Bercovici conceded that they knew it better than most of the news organizations. Warren said that the trick for media organizations is to understand its responsibilities to perform its duties and maintain their brand.

“It’s important for entertainment brands to not fall into metrics because they’ll create the same content all the time. At the end of the day, the only way to create brand-generated content is with CPM. You need to give your advertisers scorecards. I’d hate to see a day when we have to do that,” Moretti said.

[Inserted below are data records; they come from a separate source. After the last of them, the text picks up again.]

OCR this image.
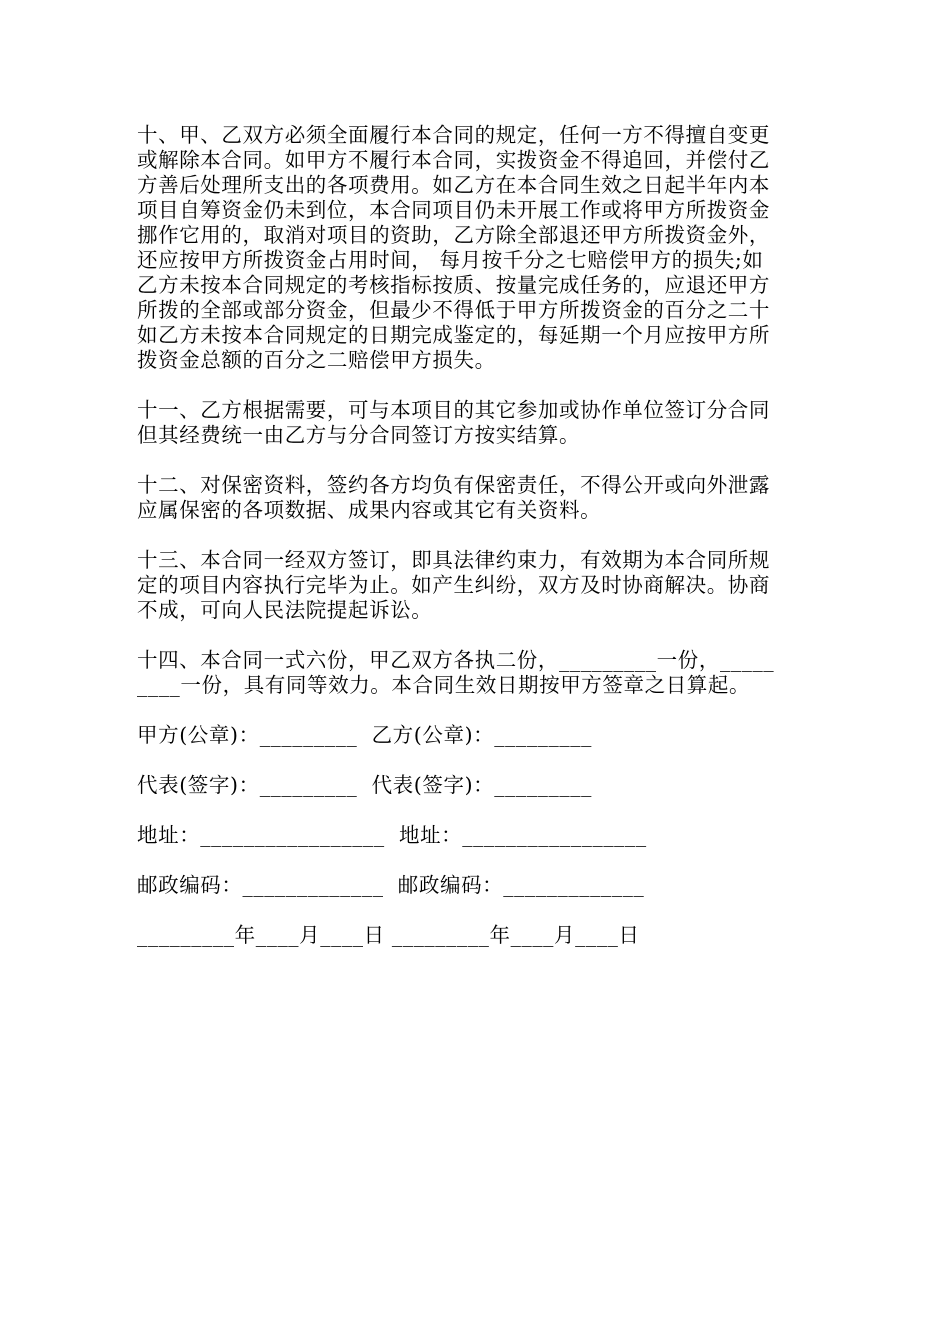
十、甲、乙双方必须全面履行本合同的规定，任何一方不得擅自变更
或解除本合同。如甲方不履行本合同，实拨资金不得追回，并偿付乙
方善后处理所支出的各项费用。如乙方在本合同生效之日起半年内本
项目自筹资金仍未到位，本合同项目仍未开展工作或将甲方所拨资金
挪作它用的，取消对项目的资助，乙方除全部退还甲方所拨资金外，
还应按甲方所拨资金占用时间， 每月按千分之七赔偿甲方的损失;如
乙方未按本合同规定的考核指标按质、按量完成任务的，应退还甲方
所拨的全部或部分资金，但最少不得低于甲方所拨资金的百分之二十
如乙方未按本合同规定的日期完成鉴定的，每延期一个月应按甲方所
拨资金总额的百分之二赔偿甲方损失。
十一、乙方根据需要，可与本项目的其它参加或协作单位签订分合同
但其经费统一由乙方与分合同签订方按实结算。
十二、对保密资料，签约各方均负有保密责任，不得公开或向外泄露
应属保密的各项数据、成果内容或其它有关资料。
十三、本合同一经双方签订，即具法律约束力，有效期为本合同所规
定的项目内容执行完毕为止。如产生纠纷，双方及时协商解决。协商
不成，可向人民法院提起诉讼。
十四、本合同一式六份，甲乙双方各执二份，_________一份，_____
____一份，具有同等效力。本合同生效日期按甲方签章之日算起。
甲方(公章)：_________  乙方(公章)：_________
代表(签字)：_________  代表(签字)：_________
地址：_________________  地址：_________________
邮政编码：_____________  邮政编码：_____________
_________年____月____日 _________年____月____日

“Regarding affiliate links, I believe that we could absolutely do that,” Bercovici said. “I don’t know if we do that already and I think that we have a bit of content that can fit in with affiliate links. The best thing about commerce content is that it gives value to vendors, readers and the brand.”

“As brands become more and more like publishers, are brands becoming agencies?” Galai asked.

“David Darr said VICE is the best post-agency model. We had to hybridize our company, but we’re a media organization with specialties that’s bumping up audience and content. Some see us as doing something great, some see us as a threat. We just want to make content,” Moretti said.

“I think publishers, to compete with agencies is basically Wikipedia with our hands tied behind our backs. It works—it scales for agencies because they have clients. Besides, the editorial side is not supposed to talk to advertisers,” Bercovici said.